Título: Juntos y solos. Antología arbitraria | Autor: Alberto Fuguet  | Editorial: UDP | Colección: La recta Provincia | Páginas: 368 | ISBN: 978-956-314-305-8

Juntos y solos

UDP

«En todos los libros de Alberto Fuguet que he leído hay siempre, junto con la historia que cuentan, una voluntad de innovar, tanto en la lengua como en la estructura narrativa». Mario Vargas Llosa

«Fuguet tiene cierta ternura que lo hace por momentos entrañable. Noto una especie de fragilidad en el autor, en lo que está escribiendo y sobre todo en la relación autor-escritura». Roberto Bolaño

«Varios de los relatos de Fuguet son un potente esfuerzo por demostrar que en estas tierras baldías en términos de lirismo y destituidas de todo refinamiento e inspiración puede haber un encuentro con emociones auténticas y con verdades dolorosas y sentidas.

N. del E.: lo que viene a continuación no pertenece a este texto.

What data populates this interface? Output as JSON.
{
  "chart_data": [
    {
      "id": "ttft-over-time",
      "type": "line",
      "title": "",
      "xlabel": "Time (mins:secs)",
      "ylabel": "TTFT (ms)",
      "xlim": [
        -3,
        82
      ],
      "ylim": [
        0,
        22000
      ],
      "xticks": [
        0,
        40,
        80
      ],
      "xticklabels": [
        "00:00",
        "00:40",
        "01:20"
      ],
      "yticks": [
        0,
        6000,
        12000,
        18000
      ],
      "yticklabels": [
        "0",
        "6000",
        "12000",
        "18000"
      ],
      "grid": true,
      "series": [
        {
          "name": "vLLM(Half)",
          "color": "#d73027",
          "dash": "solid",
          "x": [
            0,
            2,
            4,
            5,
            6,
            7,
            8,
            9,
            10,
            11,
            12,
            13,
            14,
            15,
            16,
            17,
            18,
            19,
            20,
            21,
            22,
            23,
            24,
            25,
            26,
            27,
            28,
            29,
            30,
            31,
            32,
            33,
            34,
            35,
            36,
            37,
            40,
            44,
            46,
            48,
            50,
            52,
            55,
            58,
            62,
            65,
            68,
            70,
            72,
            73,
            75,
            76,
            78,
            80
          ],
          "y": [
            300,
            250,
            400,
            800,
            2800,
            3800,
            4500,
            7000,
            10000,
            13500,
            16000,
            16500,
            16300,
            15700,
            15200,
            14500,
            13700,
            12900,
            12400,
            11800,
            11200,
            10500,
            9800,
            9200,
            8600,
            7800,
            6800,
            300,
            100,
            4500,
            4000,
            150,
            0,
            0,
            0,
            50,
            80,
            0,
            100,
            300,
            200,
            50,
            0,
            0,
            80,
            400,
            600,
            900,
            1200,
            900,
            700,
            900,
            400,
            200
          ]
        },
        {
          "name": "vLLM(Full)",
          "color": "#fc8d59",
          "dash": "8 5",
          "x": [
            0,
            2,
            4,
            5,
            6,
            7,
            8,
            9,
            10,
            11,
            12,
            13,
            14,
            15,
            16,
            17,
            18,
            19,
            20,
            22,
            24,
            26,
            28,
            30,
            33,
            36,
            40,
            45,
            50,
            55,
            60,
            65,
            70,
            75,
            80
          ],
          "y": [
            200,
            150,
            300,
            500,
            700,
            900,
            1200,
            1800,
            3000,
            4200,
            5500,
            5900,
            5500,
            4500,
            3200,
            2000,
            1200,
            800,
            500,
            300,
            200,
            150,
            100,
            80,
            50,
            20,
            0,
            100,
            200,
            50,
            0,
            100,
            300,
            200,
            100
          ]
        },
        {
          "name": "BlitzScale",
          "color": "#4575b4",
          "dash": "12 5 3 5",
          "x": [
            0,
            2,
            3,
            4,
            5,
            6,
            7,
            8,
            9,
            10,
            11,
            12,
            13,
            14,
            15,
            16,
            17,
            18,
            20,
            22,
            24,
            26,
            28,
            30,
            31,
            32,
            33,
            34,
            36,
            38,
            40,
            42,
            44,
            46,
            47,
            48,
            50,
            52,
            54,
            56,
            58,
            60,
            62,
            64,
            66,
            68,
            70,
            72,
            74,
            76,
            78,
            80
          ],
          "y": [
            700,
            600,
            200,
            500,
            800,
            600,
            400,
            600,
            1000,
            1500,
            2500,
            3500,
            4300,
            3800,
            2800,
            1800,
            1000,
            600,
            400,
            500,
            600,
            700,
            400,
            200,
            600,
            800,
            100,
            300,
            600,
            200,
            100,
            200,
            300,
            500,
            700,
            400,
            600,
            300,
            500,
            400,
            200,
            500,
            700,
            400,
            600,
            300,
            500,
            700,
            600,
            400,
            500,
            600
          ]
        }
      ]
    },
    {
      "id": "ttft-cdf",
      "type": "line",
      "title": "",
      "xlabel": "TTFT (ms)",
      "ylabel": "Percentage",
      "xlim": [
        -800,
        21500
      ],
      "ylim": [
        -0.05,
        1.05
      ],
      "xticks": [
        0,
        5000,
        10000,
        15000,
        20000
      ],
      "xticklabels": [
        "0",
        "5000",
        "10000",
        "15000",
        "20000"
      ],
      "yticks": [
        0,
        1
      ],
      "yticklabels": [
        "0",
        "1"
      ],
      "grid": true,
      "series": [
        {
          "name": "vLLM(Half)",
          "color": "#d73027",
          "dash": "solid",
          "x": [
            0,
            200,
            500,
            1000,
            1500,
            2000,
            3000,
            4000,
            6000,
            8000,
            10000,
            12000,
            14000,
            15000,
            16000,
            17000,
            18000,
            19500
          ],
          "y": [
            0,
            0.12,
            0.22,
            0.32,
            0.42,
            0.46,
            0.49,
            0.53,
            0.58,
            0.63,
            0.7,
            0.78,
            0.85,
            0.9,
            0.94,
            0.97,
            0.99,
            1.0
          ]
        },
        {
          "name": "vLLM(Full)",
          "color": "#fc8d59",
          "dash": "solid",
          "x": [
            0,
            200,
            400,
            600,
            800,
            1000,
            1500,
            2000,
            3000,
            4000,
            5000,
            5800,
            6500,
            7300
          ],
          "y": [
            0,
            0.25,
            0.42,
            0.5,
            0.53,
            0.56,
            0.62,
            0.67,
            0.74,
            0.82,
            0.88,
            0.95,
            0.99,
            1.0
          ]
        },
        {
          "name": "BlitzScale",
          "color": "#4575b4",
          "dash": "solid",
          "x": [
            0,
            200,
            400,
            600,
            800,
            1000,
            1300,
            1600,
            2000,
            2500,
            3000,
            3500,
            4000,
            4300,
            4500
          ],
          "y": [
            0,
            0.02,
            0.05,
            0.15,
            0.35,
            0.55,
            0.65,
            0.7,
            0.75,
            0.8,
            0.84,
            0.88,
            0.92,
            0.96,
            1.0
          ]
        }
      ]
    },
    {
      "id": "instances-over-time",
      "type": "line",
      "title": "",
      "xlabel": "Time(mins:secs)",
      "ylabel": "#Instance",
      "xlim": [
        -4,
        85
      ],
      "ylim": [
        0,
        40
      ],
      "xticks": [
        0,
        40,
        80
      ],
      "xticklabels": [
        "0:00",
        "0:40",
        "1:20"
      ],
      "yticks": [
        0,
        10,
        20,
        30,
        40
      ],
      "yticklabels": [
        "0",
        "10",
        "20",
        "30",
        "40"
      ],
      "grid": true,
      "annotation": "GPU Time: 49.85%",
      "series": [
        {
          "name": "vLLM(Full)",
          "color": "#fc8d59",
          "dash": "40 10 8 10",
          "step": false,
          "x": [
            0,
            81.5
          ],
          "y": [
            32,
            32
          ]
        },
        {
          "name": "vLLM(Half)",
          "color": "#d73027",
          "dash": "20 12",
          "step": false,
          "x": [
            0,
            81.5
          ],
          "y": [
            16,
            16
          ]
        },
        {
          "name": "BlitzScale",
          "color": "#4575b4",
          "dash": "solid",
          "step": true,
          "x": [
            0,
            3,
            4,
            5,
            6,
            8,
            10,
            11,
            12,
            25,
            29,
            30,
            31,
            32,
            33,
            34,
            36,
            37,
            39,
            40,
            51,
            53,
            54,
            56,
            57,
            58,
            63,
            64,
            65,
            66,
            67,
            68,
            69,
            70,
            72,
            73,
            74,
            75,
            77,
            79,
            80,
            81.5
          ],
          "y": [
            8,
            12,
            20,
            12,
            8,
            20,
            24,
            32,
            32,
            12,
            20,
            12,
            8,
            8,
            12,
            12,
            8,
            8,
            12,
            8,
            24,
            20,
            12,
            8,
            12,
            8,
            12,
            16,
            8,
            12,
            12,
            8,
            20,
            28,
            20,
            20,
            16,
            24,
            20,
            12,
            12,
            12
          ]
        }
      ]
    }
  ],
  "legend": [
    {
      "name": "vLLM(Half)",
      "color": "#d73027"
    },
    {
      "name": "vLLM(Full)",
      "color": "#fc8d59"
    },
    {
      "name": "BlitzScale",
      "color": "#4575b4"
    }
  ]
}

Fuguet es un artista que ha corrido fronteras.» Héctor Soto

PRÓLOGO

EDMUNDO PAZ SOLDÁN

A fines de los noventa, en un congreso en Milwaukee, le pregunté a Diamela Eltit qué opinaba de la obra de su compatriota Alberto Fuguet. Su respuesta llegó rápida, sin espacio para los matices: «No me interesa hacer Manhattan en Santiago». La audiencia -alrededor de cien académicos latinoamericanistas provenientes en su mayoría de universidades norteamericanas- prorrumpió en aplausos. A la salida, una profesora argentina me increpó: ¿cómo me había atrevido a invocar el nombre de «ese fascista» en la sala?

      Ésos eran los peores años post McOndo, la antología coeditada en 1996 por Fuguet y Sergio Gómez que presentaba en sociedad a una nueva generación de autores latinoamericanos (un cuento mío es parte del libro). El prólogo de la antología no contribuyó en nada a generar un espacio de reflexión propicio para entender los diversos proyectos narrativos de esa generación; más bien, facilitó los ataques. Cargando las tintas, Fuguet y Gómez señalaban que los nuevos autores nos despreocupábamos del compromiso político y público, y que nuestro gran drama no estribaba entre elegir «el lápiz o la carabina» sino «Windows 95 o Macintosh»; nuestros cuentos, «centrados en realidades individuales y privadas», podían leerse como «una de las herencias de la fiebre privatizadora mundial». McOndo quiso luchar contra un estereotipo -América Latina como el continente realista mágico, donde lo extraordinario es cotidiano y los escritores están dispuestos a morir luchando por su compromiso social- y terminó creando otro: América Latina como un continente donde sólo existe espacio para lo urbano y los escritores son valientes defensores del mercado neoliberal. La creación se volcó contra su creador: Fuguet mismo ayudó a que se lo redujera a un escritor de cartón piedra, a la vez apolítico y ultraderechista, el gran festejante de las virtudes del mercado.

     Conocí a Alberto ese mismo año, 1996, con motivo de la presentación de McOndo en un congreso en Austin, Texas. Había leído una de sus novelas, Mala onda, sacada de la biblioteca de Berkeley -estudiaba allí el doctorado de literatura latinoamericana- y, como muchos, tenía una idea errada de él: confundía al personaje de Matías Vicuña con el autor. Por eso me sorprendió descubrir en Austin que fuera uno de esos escritores que prefiriera ir al cine o a un café en vez de a una discoteca, y que hablara mucho de libros. Me impresionó que leyera a tantos novelistas contemporáneos; discutía de Richard Ford y Philip Roth con Rodrigo Fresán, y yo no podía seguirles el ritmo.